How to register and get qualified
The PV GreenCard programme is run by SAPVIA (the South African Photovoltaic Industry Association). It is the industry quality and safety certification for solar PV installers, and SAPVIA's programme has certified over 400 companies across South Africa. SAPVIA is at www.sapvia.co.za and the PV GreenCard is at www.pvgreencard.co.za. The route:
- Complete the SuperSolarSchool online training module.
- Sit the two-day SAPVIA PV GreenCard assessment (theory plus practical, minimum 80 percent pass) at an accredited GREEN Solar Academy location (Cape Town, Ballito, Johannesburg, Pretoria or Gqeberha).
- Register as a SAPVIA Certified PV GreenCard Installation Company. You must employ an assessed PV GreenCard installer and be registered as an electrical contractor with the DEL (Department of Employment and Labour).
The company, not the individual installer, issues the PV GreenCard with each completed installation.
On the electrical side, only an Installation Electrician (IE) or Master Installation Electrician (MIE) may issue the CoC for a PV installation. Electrical Testers for Single Phase (ETSPs) cannot certify three-phase or grid-tied systems. See the electrician guide for how those registration classes work.
SSEG registration and the live incentives
Under NERSA (National Energy Regulator of South Africa) rules, every Small-Scale Embedded Generation (SSEG) system must be registered with the relevant municipality or with Eskom.
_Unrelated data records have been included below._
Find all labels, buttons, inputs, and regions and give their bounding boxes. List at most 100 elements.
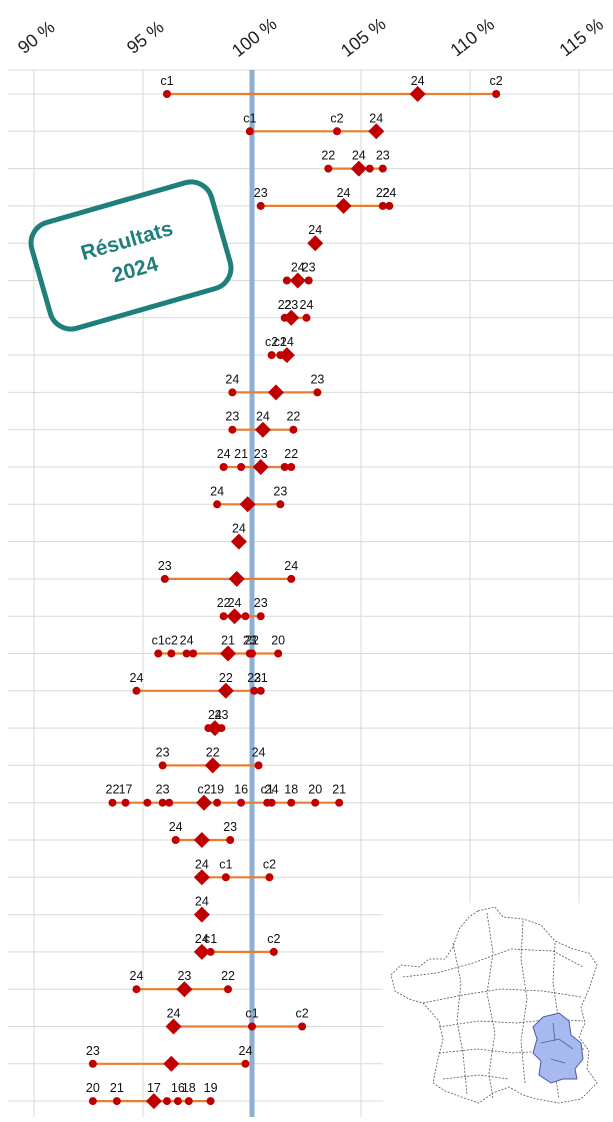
data-point bbox=[162, 1097, 171, 1106]
data-point bbox=[237, 798, 246, 807]
point-label: 21 bbox=[221, 634, 235, 648]
main-marker-diamond bbox=[193, 869, 210, 886]
point-label: c1 bbox=[274, 335, 287, 349]
row-23: 24 bbox=[193, 895, 210, 923]
row-10: 23 24 22 bbox=[225, 410, 300, 438]
data-point bbox=[167, 649, 176, 658]
point-label: 22 bbox=[217, 596, 231, 610]
data-point bbox=[132, 686, 141, 695]
point-label: c1 bbox=[160, 74, 173, 88]
point-label: 24 bbox=[239, 1044, 253, 1058]
point-label: 22 bbox=[321, 149, 335, 163]
row-19: 23 22 24 bbox=[156, 745, 266, 774]
data-point bbox=[256, 686, 265, 695]
point-label: 24 bbox=[352, 149, 366, 163]
x-tick-label: 90 % bbox=[14, 17, 59, 58]
point-label: 24 bbox=[284, 559, 298, 573]
row-13: 24 bbox=[230, 522, 247, 550]
point-label: c2 bbox=[197, 783, 210, 797]
row-12: 24 23 bbox=[210, 484, 287, 513]
data-point bbox=[132, 985, 141, 994]
data-point bbox=[165, 798, 174, 807]
point-label: 16 bbox=[234, 783, 248, 797]
point-label: 16 bbox=[171, 1081, 185, 1095]
point-label: 24 bbox=[411, 74, 425, 88]
data-point bbox=[256, 612, 265, 621]
data-point bbox=[228, 388, 237, 397]
data-point bbox=[335, 798, 344, 807]
point-label: 21 bbox=[110, 1081, 124, 1095]
point-label: 24 bbox=[232, 522, 246, 536]
point-label: c1 bbox=[243, 111, 256, 125]
point-label: 24 bbox=[308, 223, 322, 237]
point-label: 24 bbox=[180, 634, 194, 648]
main-marker-diamond bbox=[217, 682, 234, 699]
point-label: 24 bbox=[208, 708, 222, 722]
data-point bbox=[143, 798, 152, 807]
data-point bbox=[298, 1022, 307, 1031]
point-label: 21 bbox=[254, 671, 268, 685]
data-point bbox=[219, 612, 228, 621]
data-point bbox=[158, 798, 167, 807]
main-marker-diamond bbox=[239, 496, 256, 513]
data-point bbox=[324, 164, 333, 173]
point-label: 24 bbox=[291, 261, 305, 275]
point-label: c2 bbox=[296, 1007, 309, 1021]
point-label: c1 bbox=[245, 1007, 258, 1021]
data-point bbox=[112, 1097, 121, 1106]
point-label: 20 bbox=[86, 1081, 100, 1095]
point-label: 23 bbox=[247, 671, 261, 685]
data-point bbox=[221, 873, 230, 882]
point-label: 23 bbox=[284, 298, 298, 312]
data-point bbox=[206, 947, 215, 956]
point-label: c1 bbox=[204, 932, 217, 946]
data-point bbox=[228, 425, 237, 434]
point-label: 24 bbox=[169, 820, 183, 834]
point-label: 24 bbox=[228, 596, 242, 610]
data-point bbox=[333, 127, 342, 136]
data-point bbox=[265, 873, 274, 882]
point-label: 21 bbox=[234, 447, 248, 461]
main-marker-diamond bbox=[145, 1093, 162, 1110]
main-marker-diamond bbox=[289, 272, 306, 289]
point-label: c2 bbox=[265, 335, 278, 349]
main-marker-diamond bbox=[220, 645, 237, 662]
point-label: 24 bbox=[256, 410, 270, 424]
point-label: 23 bbox=[254, 447, 268, 461]
data-point bbox=[365, 164, 374, 173]
main-marker-diamond bbox=[193, 832, 210, 848]
main-marker-diamond bbox=[165, 1018, 182, 1035]
row-14: 23 24 bbox=[158, 559, 298, 587]
point-label: c2 bbox=[267, 932, 280, 946]
point-label: 23 bbox=[158, 559, 172, 573]
point-label: 23 bbox=[376, 149, 390, 163]
point-label: 23 bbox=[215, 708, 229, 722]
data-point bbox=[311, 798, 320, 807]
point-label: 24 bbox=[369, 111, 383, 125]
point-label: 23 bbox=[223, 820, 237, 834]
point-label: 21 bbox=[332, 783, 346, 797]
point-label: 22 bbox=[284, 447, 298, 461]
main-marker-diamond bbox=[278, 347, 295, 364]
main-marker-diamond bbox=[163, 1055, 180, 1072]
data-point bbox=[162, 90, 171, 98]
point-label: 24 bbox=[337, 186, 351, 200]
data-point bbox=[206, 1097, 215, 1106]
point-label: 23 bbox=[254, 596, 268, 610]
data-point bbox=[154, 649, 163, 658]
main-marker-diamond bbox=[283, 309, 300, 326]
row-9: 24 23 bbox=[225, 372, 324, 401]
data-point bbox=[88, 1097, 97, 1106]
data-point bbox=[267, 351, 276, 360]
data-point bbox=[287, 463, 296, 471]
point-label: 23 bbox=[156, 745, 170, 759]
data-point bbox=[224, 985, 233, 994]
point-label: 24 bbox=[225, 372, 239, 386]
main-marker-diamond bbox=[307, 235, 324, 252]
data-point bbox=[274, 649, 283, 658]
point-label: 23 bbox=[86, 1044, 100, 1058]
main-marker-diamond bbox=[228, 570, 245, 587]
Guiding clients through this is part of the job:
- Apply via the relevant Eskom office or municipality.
- Arrange the meter upgrade or coding (a bi-directional meter is needed for grid export).
- Meet the NERSA requirements.
There is one live, time-limited incentive worth knowing. The Eskom SSEG registration fee waiver (free registration, connection and smart meter for residential systems up to 50 kVA) runs until 30 September 2026. After that date the waiver falls away, so this is a genuine reason for a client to act sooner rather than later.
Be careful with solar tax claims. The individual "25 percent solar panel rebate, capped at R15,000" that did the rounds was a temporary measure (section 6C of the Income Tax Act). It applied only from 1 March 2023 to 29 February 2024 and was never extended. SARS confirms it has ended. Do not pitch it to homeowners in 2026, because there is no current individual solar tax rebate. For business clients, the renewable-energy capital allowances under section 12B (and the enhanced section 12BA window) have existed for installs used in trade, but the rules and time windows are specific, so any client should confirm their position with their accountant rather than rely on a sales line.
Kit and start-up costs
Solar work needs working-at-height gear and commissioning kit. Approximate prices, so confirm current costs:
- Drill, SDS drill and angle grinder: about R5,000.
- Multimeter, clamp meter and insulation tester: about R5,000.
- Roof anchor and fall-arrest harness: about R3,000.
- Conduit and cable tools: about R2,000.
- Panel lifter or vacuum lifter: hire at first, buy later.
- Commissioning laptop or tablet plus software: about R5,000.
- PPE (harness, hard hat, safety boots): about R3,000.
- A bakkie is essential: finance.
A realistic launch kit lands at roughly R25,000 to R50,000 before the vehicle. Beyond the kit, allow for working capital; a common rule of thumb is at least R100,000 overall for a solar business to cover panel stock.
What you can charge (estimates)
Solar pricing depends heavily on system size and components, so treat these as estimates:
- A residential 3 kWp to 10 kWp system (supply and install): roughly R50,000 to R150,000 as a total project.
- The labour component alone: roughly R8,000 to R25,000 per residential installation.
Quote per project and verify against local suppliers and your component costs.
Common mistakes
- Certifying without an IE or MIE. An ETSP cannot sign off a grid-tied PV system. Hold the registration or partner with someone who does.
- Pitching the dead s6C rebate. The 25 percent individual rebate ended on 29 February 2024. Selling it as current is dead tax advice.
- Skipping SSEG registration. An unregistered grid-tied system is a compliance problem for your client.
- Underquoting the working-capital need and running out of money before the panel stock is paid for.
- Putting off VAT. You must register for VAT once turnover passes R2.3 million from 1 April 2026, and you can register voluntarily from R120,000.